Thrasne left a three-man watch aboard and went ashore with all the rest. He was heartily sick of the Gift himself, though the emotion made him feel guilty. The longest he could recall having traveled before without coming to land was a week or two, and that had been when sickness had struck a section of towns near Vobil-dil-go and all the boatmen had been warned away. Years ago, that had been, and then he had had the airy owner-house to live in. Now the little cabin he had squeezed himself out below was cramped and airless. He had considered slinging a hammock among the men a time or two, and would have except for the danger to discipline. It was hard to take orders from a man in his underwear, or so Thrasne had always believed.
At any rate, he was glad to walk on land again. He strolled along the narrow beach, really only a rocky shelf between the River and the cliffs, with a few hardy trees thrust through it. As he walked west, however, the shelf widened, dropped, became a real beach with sand on it, and the cliffs on their right hand also
became lower, spilling at last into hillocks edged with dune grass and crowned with low, flat trees. The men of the Gift scattered toward the hills, into the woods, searching for water. The Melancholies had dropped behind to poke among the tide pools at the island's edge, where they were finding brightly colored dye mulluks and flat coin fish. Thus it was only Thrasne at first who saw the carved man, buried to his knees in the sand. "Ha," Thrasne said, a shocked sound, as though he had been kicked in the stomach. "That looks like old Blint." He stopped short, knowing what he had said was ridiculous and yet filled with a horrible apprehension.
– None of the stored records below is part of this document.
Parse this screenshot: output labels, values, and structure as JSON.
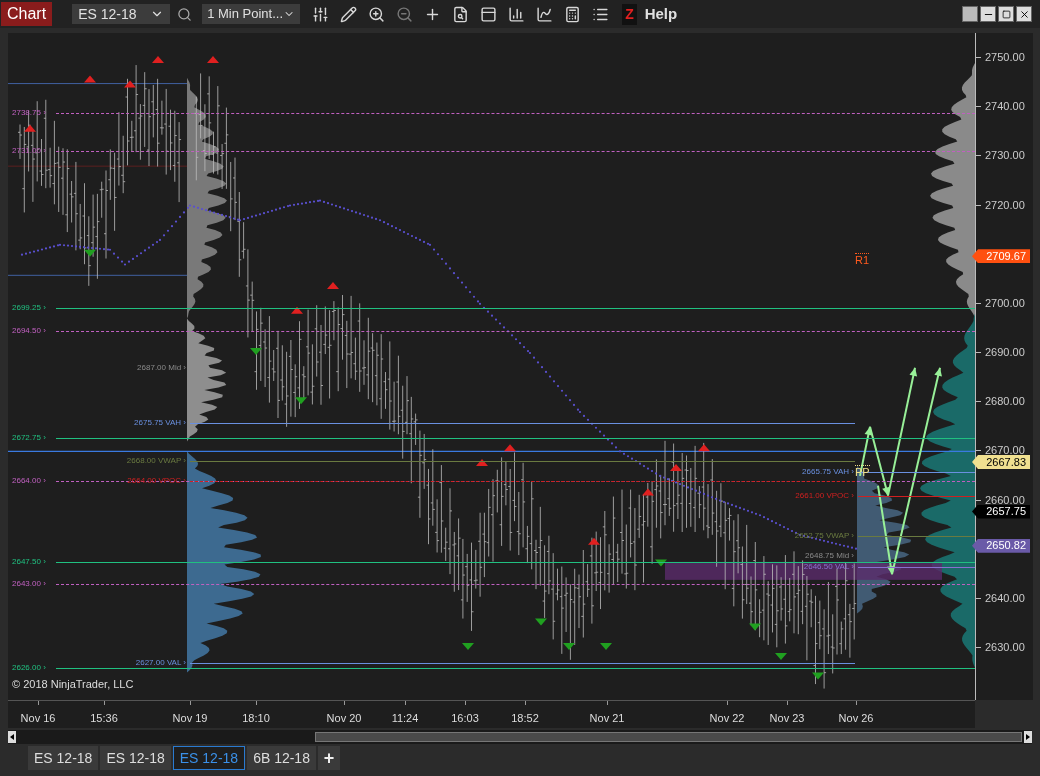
{
  "toolbar": {
    "title": "Chart",
    "instrument": "ES 12-18",
    "interval": "1 Min Point...",
    "z_label": "Z",
    "help": "Help"
  },
  "levels": [
    {
      "label": "2738.75 ›",
      "kind": "session",
      "color": "#c060c0",
      "dashed": true
    },
    {
      "label": "2731.00 ›",
      "kind": "session",
      "color": "#c060c0",
      "dashed": true
    },
    {
      "label": "2699.25 ›",
      "kind": "session",
      "color": "#20c080",
      "dashed": false
    },
    {
      "label": "2694.50 ›",
      "kind": "session",
      "color": "#c060c0",
      "dashed": true
    },
    {
      "label": "2672.75 ›",
      "kind": "session",
      "color": "#20c080",
      "dashed": false
    },
    {
      "label": "2664.00 ›",
      "kind": "session",
      "color": "#c060c0",
      "dashed": true
    },
    {
      "label": "2647.50 ›",
      "kind": "session",
      "color": "#20c080",
      "dashed": false
    },
    {
      "label": "2643.00 ›",
      "kind": "session",
      "color": "#c060c0",
      "dashed": true
    },
    {
      "label": "2626.00 ›",
      "kind": "session",
      "color": "#20c080",
      "dashed": false
    },
    {
      "label": "2687.00 Mid ›",
      "kind": "mid_left"
    },
    {
      "label": "2675.75 VAH ›",
      "kind": "profile_left",
      "color": "#6a90e0",
      "dashed": false
    },
    {
      "label": "2668.00 VWAP ›",
      "kind": "profile_left",
      "color": "#6a7a40",
      "dashed": false
    },
    {
      "label": "2664.00 VPOC ›",
      "kind": "profile_left",
      "color": "#d02020",
      "dashed": true
    },
    {
      "label": "2627.00 VAL ›",
      "kind": "profile_left",
      "color": "#6a90e0",
      "dashed": false
    },
    {
      "label": "2665.75 VAH ›",
      "kind": "profile_right",
      "color": "#6a90e0",
      "dashed": false
    },
    {
      "label": "2661.00 VPOC ›",
      "kind": "profile_right",
      "color": "#d02020",
      "dashed": false
    },
    {
      "label": "2652.75 VWAP ›",
      "kind": "profile_right",
      "color": "#6a7a40",
      "dashed": false
    },
    {
      "label": "2648.75 Mid ›",
      "kind": "mid_right"
    },
    {
      "label": "2646.50 VAL ›",
      "kind": "profile_right",
      "color": "#8a70d0",
      "dashed": false
    }
  ],
  "pivots": [
    {
      "label": "R1",
      "color": "#ff5a1e"
    },
    {
      "label": "PP",
      "color": "#f0e08a"
    }
  ],
  "copyright": "© 2018 NinjaTrader, LLC",
  "price_axis": [
    "2750.00",
    "2740.00",
    "2730.00",
    "2720.00",
    "2700.00",
    "2690.00",
    "2680.00",
    "2670.00",
    "2660.00",
    "2640.00",
    "2630.00"
  ],
  "price_tags": [
    {
      "label": "2709.67",
      "color": "#ff5010"
    },
    {
      "label": "2667.83",
      "color": "#f0e090"
    },
    {
      "label": "2657.75",
      "color": "#000000"
    },
    {
      "label": "2650.82",
      "color": "#6a5aa8"
    }
  ],
  "time_axis": [
    "Nov 16",
    "15:36",
    "Nov 19",
    "18:10",
    "Nov 20",
    "11:24",
    "16:03",
    "18:52",
    "Nov 21",
    "Nov 22",
    "Nov 23",
    "Nov 26"
  ],
  "tabs": [
    {
      "label": "ES 12-18",
      "selected": false
    },
    {
      "label": "ES 12-18",
      "selected": false
    },
    {
      "label": "ES 12-18",
      "selected": true
    },
    {
      "label": "6B 12-18",
      "selected": false
    }
  ],
  "add_tab": "+"
}
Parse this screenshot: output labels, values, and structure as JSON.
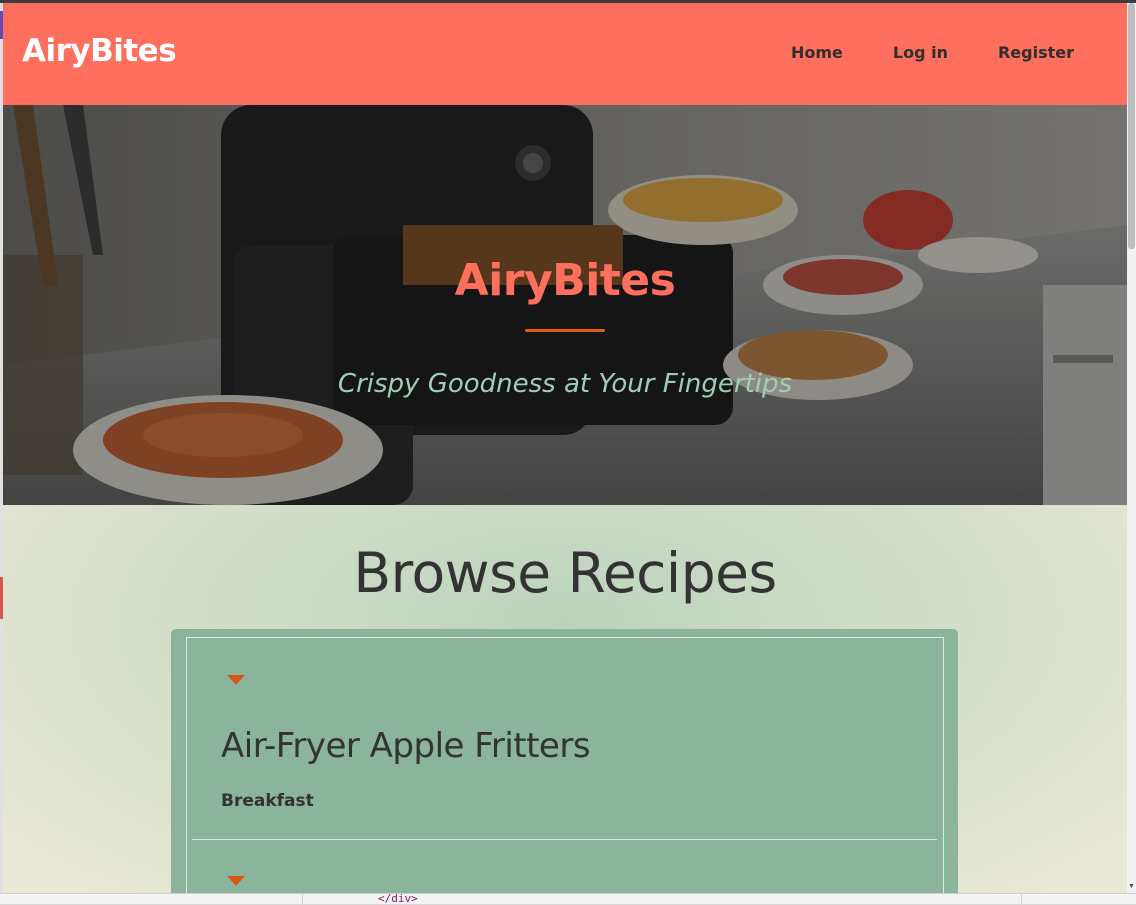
{
  "navbar": {
    "brand": "AiryBites",
    "links": [
      "Home",
      "Log in",
      "Register"
    ]
  },
  "hero": {
    "title": "AiryBites",
    "subtitle": "Crispy Goodness at Your Fingertips"
  },
  "main": {
    "heading": "Browse Recipes",
    "recipes": [
      {
        "name": "Air-Fryer Apple Fritters",
        "category": "Breakfast"
      }
    ]
  },
  "devtools": {
    "code_snippet": "</div>"
  },
  "colors": {
    "navbar_bg": "#ff6f5e",
    "brand_text": "#ffffff",
    "hero_title": "#ff6f5e",
    "hero_underline": "#e05a12",
    "hero_subtitle": "#9fcfb5",
    "card_bg": "#8bb49c",
    "caret": "#d45a12",
    "text_dark": "#333333"
  },
  "icons": {
    "expand": "caret-down-icon",
    "scroll_down": "scroll-down-arrow-icon"
  }
}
The carved man began to turn toward him, as though he had heard Thrasne speak.
As though he had heard his name.
He turned so slowly that Thrasne had time to measure every familiar line of him, the undulating sag of the belly, the little hairy roll of fat at the back of the neck, the wiry ropes of muscle - on the legs and arms where old rope scars still showed -, the slant of the shoulders. When he was turned full toward him he saw it was Blint; Blint as though carved in dark fragwood; Blint with his mouth opening slowly, so slowly, to give him greeting.
"Thraaasneee," the carved man said.
"Blint?" Thrasne bleated, terror stricken. What was this? His arms trembled, and the world darkened around him, shivering in a haze of red.
A voice in his mind said, "Remember Suspirra, Thrasne. You were not afraid of Suspirra!"
For a time this was only mental noise with no sense to it. After a time his vision cleared, however, and he turned toward the strange figure in astonishment. Yes.
He had taken Suspirra from the River, still living - in a way. She, too, had seemed carved. Now Blint... Blint, who had gone into the River that time long, long since, with weights tied to his ankles.
"I put you in the River," Thrasne cried to the motionless figure.
"I know," the carved man said, each word stretching into an infinitely long sound, fading into a silence more profound than had preceded it, as though other sounds upon the island stilled to allow this speech room in which to be heard. "The blight, Thrasne. The strangeys came. Now I am here."